L’un des intérêts de concentrer les efforts sur les PME/PMI (petite et moyenne entreprise et industrie) est d’assurer le tissu économique dans nos différents territoires, oeuvrant ainsi à une forme de décentralisation économique, là où les multinationales poussent à la centralisation vers les grands centres d’affaires et de pouvoir.

Il faut donc pour les PME/PMI des interlocuteurs publics également décentralisés afin de coller à leurs problématiques locales.

Les Conseils Régionaux sont, sans doute, les structures les plus adaptées pour participer à ce combat de la reconquête productive de notre pays.

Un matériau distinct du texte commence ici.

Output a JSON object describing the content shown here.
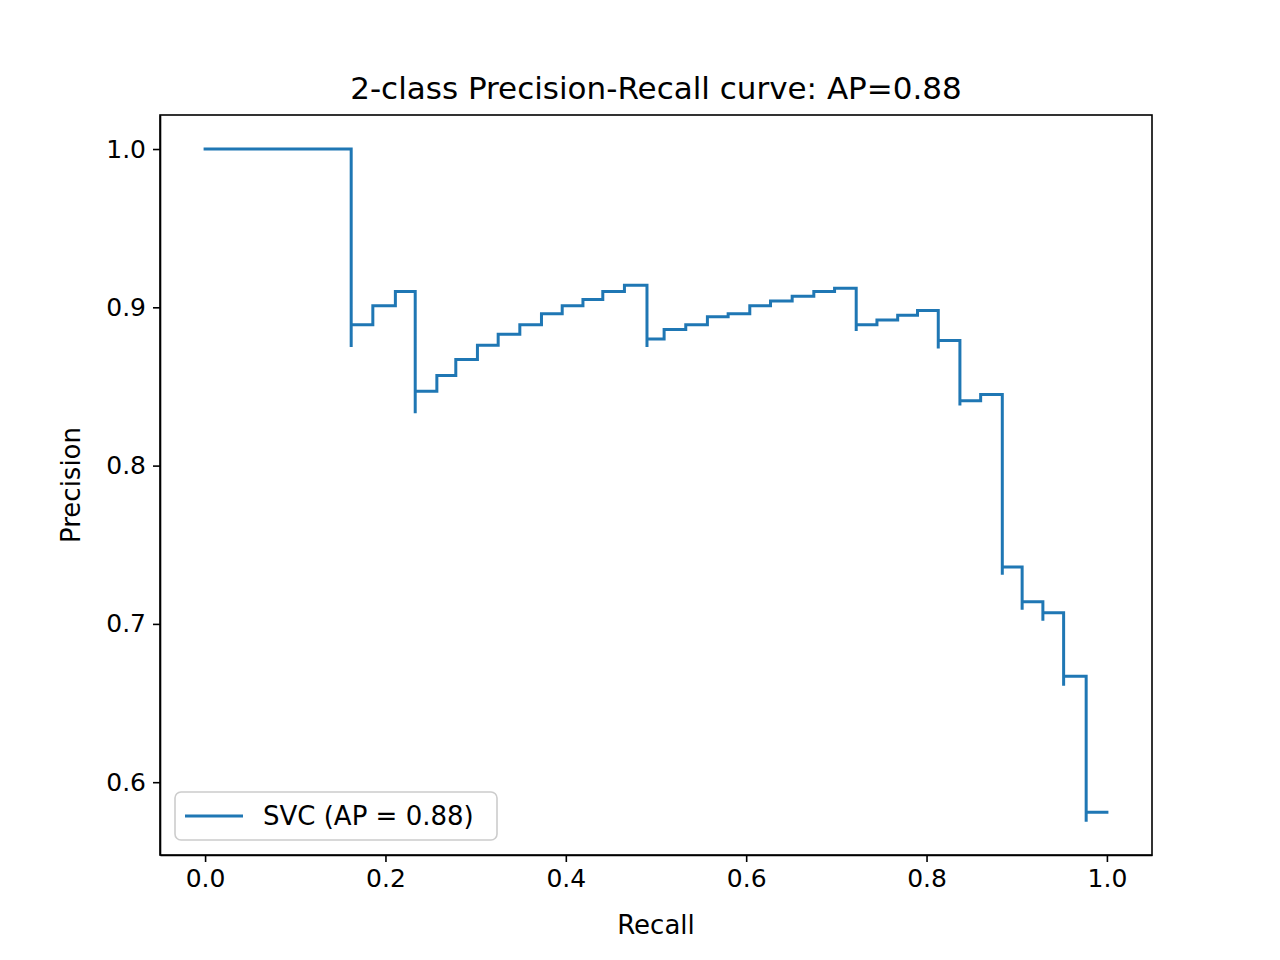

Longtemps l’Etat a eu un rôle important dans la capacité de production de la France et dans sa puissance industrielle. Cela se manifestait en particulier par le Commissariat au Plan, dont la grande qualité était de donner une vision à long terme et de coordonner les efforts de la nation.

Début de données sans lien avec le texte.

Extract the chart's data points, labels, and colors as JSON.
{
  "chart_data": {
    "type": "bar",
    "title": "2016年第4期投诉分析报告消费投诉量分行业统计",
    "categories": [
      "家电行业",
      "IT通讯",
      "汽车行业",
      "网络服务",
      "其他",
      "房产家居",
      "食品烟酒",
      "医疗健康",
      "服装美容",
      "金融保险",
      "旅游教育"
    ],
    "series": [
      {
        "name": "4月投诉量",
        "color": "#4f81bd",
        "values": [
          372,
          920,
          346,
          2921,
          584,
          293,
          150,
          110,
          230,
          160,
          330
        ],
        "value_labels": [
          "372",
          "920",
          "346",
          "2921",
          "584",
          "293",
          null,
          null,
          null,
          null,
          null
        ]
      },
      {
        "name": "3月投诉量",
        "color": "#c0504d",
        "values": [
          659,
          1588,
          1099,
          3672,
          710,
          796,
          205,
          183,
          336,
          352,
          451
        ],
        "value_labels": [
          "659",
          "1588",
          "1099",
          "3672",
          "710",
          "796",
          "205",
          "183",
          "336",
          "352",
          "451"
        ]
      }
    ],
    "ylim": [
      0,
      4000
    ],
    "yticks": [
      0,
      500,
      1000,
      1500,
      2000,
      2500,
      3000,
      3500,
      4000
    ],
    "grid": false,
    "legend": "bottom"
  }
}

Cela s’est perdu au fil des années et au rythme d’une Société toujours plus enfermée dans l’immédiateté et l’éphémère.

Les Conseils Régionaux devraient se doter de Commissariats au Plan locaux. Ces services devront se constituer autour de compétences humaines adaptées aux besoins des PME/PMI. Compétences qui n’existent pas aujourd’hui au sein des collectivités.

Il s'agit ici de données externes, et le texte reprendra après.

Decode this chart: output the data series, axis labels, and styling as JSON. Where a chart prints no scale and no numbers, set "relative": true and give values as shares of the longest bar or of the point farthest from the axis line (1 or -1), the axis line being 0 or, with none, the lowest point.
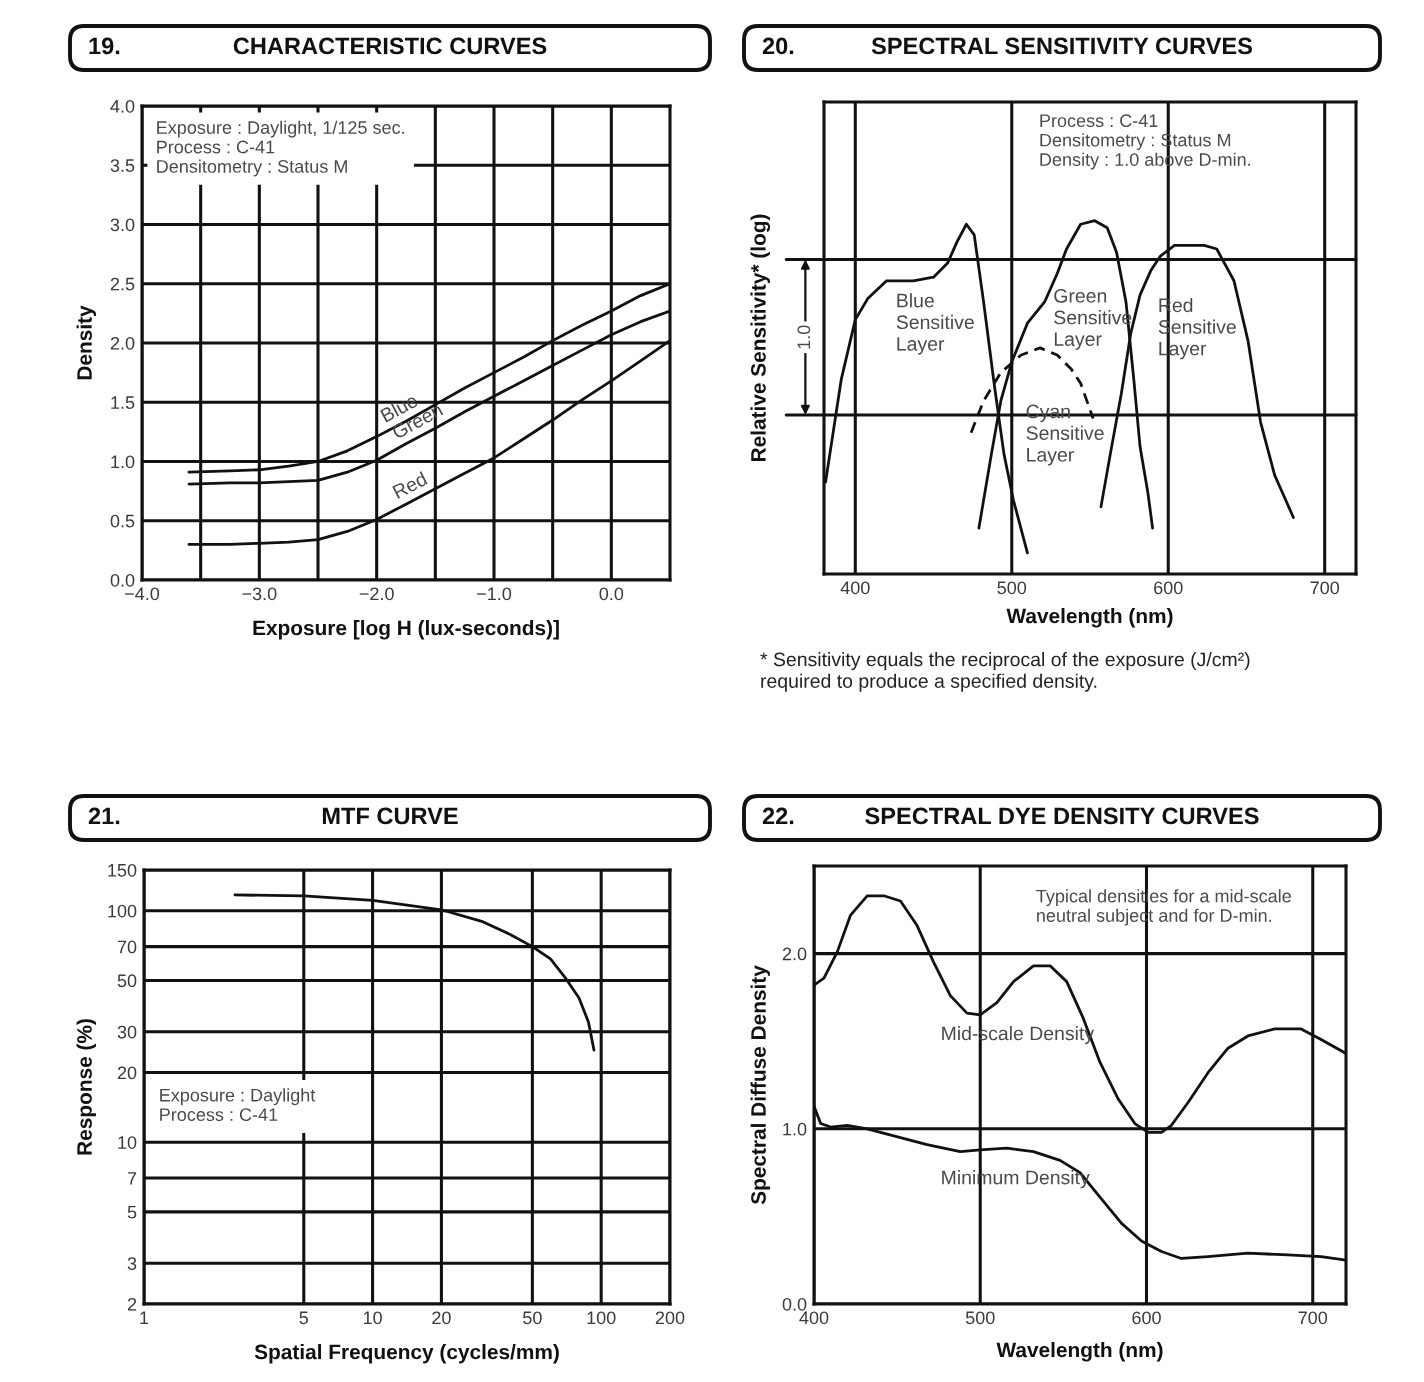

Il faut, en particulier, chercher ces compétences dans le secteur privé et recruter un personnel qui a l’expérience de terrain de la PME/PMI et des secteurs économiques locaux.

Ainsi, de tels pools de compétences doivent réunir : des fonctionnaires territoriaux chevronnés, des cadres expérimentés issus du privé (bien souvent touchés par le chômage lorsqu’ils ont passé 50 ans), des juristes, des spécialistes en micro-économie, des banquiers et des financiers…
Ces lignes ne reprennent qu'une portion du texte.